Interspersed with these memories is the bullet point version of the story of Ward’s life from young black girl in the American South to first-in-the-family college student at Stanford University to twenty-something aspiring writer in New York. But mostly, Men We Reaped is Ward’s testimonial about bearing witness to the lives of the black men she knew and loved whose individual ghosts haunt her the way they collectively haunt history.
So Long a Letter by Mariama Bâ
This slim novel from Senegalese writer Mariama Bâ is written as a letter from Senegalese school teacher Ramatoulaye to her childhood friend Aissatou. Ramatoulaye’s husband of thirty years, Modou, died from a sudden heart attack. The events of the book take place within her iddat, a mourning period of over four months observed by Muslim widows. Within the letter, which Ramatoulaye dubs “a prop in [her] distress,” are her innermost thoughts about her marriage which are a mix of anger and grief because after ignoring her for most of their union her husband had recently taken a second wife, a practice allowed by custom but that surprised and angered her. Still there is genuine ache in Ramatoulaye’s recollections of their time together. “Like opium, I missed our daily consultations,” she reminisces. “I side-stepped my pain in a refusal to fight it.”
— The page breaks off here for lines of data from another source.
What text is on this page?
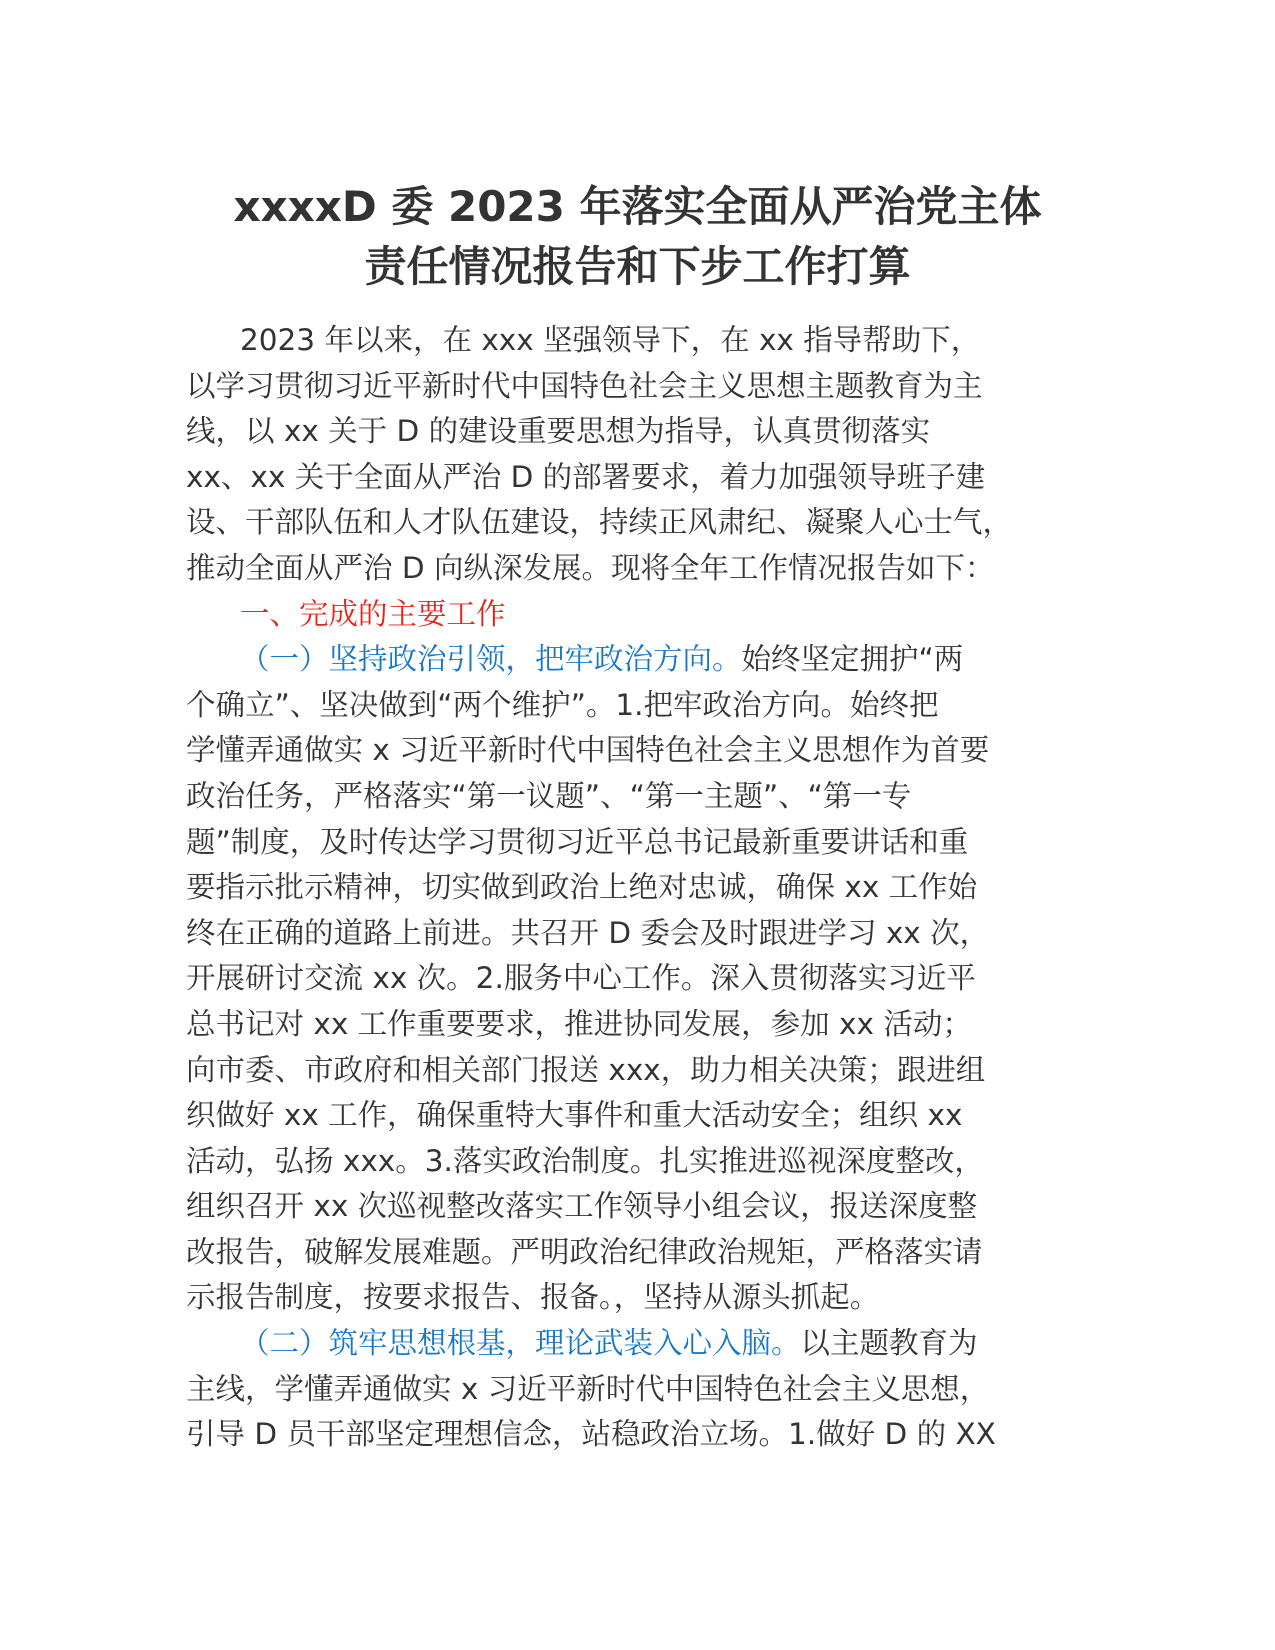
xxxxD 委 2023 年落实全面从严治党主体
责任情况报告和下步工作打算
2023 年以来，在 xxx 坚强领导下，在 xx 指导帮助下，
以学习贯彻习近平新时代中国特色社会主义思想主题教育为主
线，以 xx 关于 D 的建设重要思想为指导，认真贯彻落实
xx、xx 关于全面从严治 D 的部署要求，着力加强领导班子建
设、干部队伍和人才队伍建设，持续正风肃纪、凝聚人心士气，
推动全面从严治 D 向纵深发展。现将全年工作情况报告如下：
一、完成的主要工作
（一）坚持政治引领，把牢政治方向。始终坚定拥护“两
个确立”、坚决做到“两个维护”。1.把牢政治方向。始终把
学懂弄通做实 x 习近平新时代中国特色社会主义思想作为首要
政治任务，严格落实“第一议题”、“第一主题”、“第一专
题”制度，及时传达学习贯彻习近平总书记最新重要讲话和重
要指示批示精神，切实做到政治上绝对忠诚，确保 xx 工作始
终在正确的道路上前进。共召开 D 委会及时跟进学习 xx 次，
开展研讨交流 xx 次。2.服务中心工作。深入贯彻落实习近平
总书记对 xx 工作重要要求，推进协同发展，参加 xx 活动；
向市委、市政府和相关部门报送 xxx，助力相关决策；跟进组
织做好 xx 工作，确保重特大事件和重大活动安全；组织 xx
活动，弘扬 xxx。3.落实政治制度。扎实推进巡视深度整改，
组织召开 xx 次巡视整改落实工作领导小组会议，报送深度整
改报告，破解发展难题。严明政治纪律政治规矩，严格落实请
示报告制度，按要求报告、报备。，坚持从源头抓起。
（二）筑牢思想根基，理论武装入心入脑。以主题教育为
主线，学懂弄通做实 x 习近平新时代中国特色社会主义思想，
引导 D 员干部坚定理想信念，站稳政治立场。1.做好 D 的 XX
Throughout the letter she touches on the emotional labor of being a co-wife, the constraints placed upon her behavior and dress by tradition, and her small attempts to live her new independent life like finally going to the movies by herself. So Long a Letter is a fascinating look at Senegal’s widow culture and more broadly, how we perform grief for others versus how we experience it internally. We owe this nuance and intimacy to the book’s structure as a letter between friends. In this way, Bâ’s novel makes a strong case for the restorative power of (specifically female) friendship.
Blue Nights by Joan Didion
In her best-selling 2005 memoir, The Year of Magical Thinking, Didion reflected on the loss of her husband and sometimes editor John Dunne. Around the time of its publication she suffered another loss, that of their adopted daughter Quintana Roo Dunne, who died from complications from a flu.
In Blue Nights, Didion returns to the subject of loss in a book full of wistful meditations on aging and mortality. We learn about what Didion was like as a new mother and how she helped Quintana prepare for her wedding day among other fragmented memories of her family’s idyllic bicoastal life spent flying between Malibu and Manhattan. But an uncharacteristic gloom weighs heavy over the prose. This isn’t the crisp, breezy, and effortlessly glamorous writing that has come to define Didion. These pages are perfumed with sadness. The blueness referenced in the title is as much a tone of voice as it is a mood. There are no quick quotables or death-provoked realizations, just a pensive woman looking at how loving and losing the two most important people in her life shaped and reshaped her. This is a survival story. It is this emotional nakedness that makes this memoir one of the most intimate literary offerings from one of America’s greatest essayists.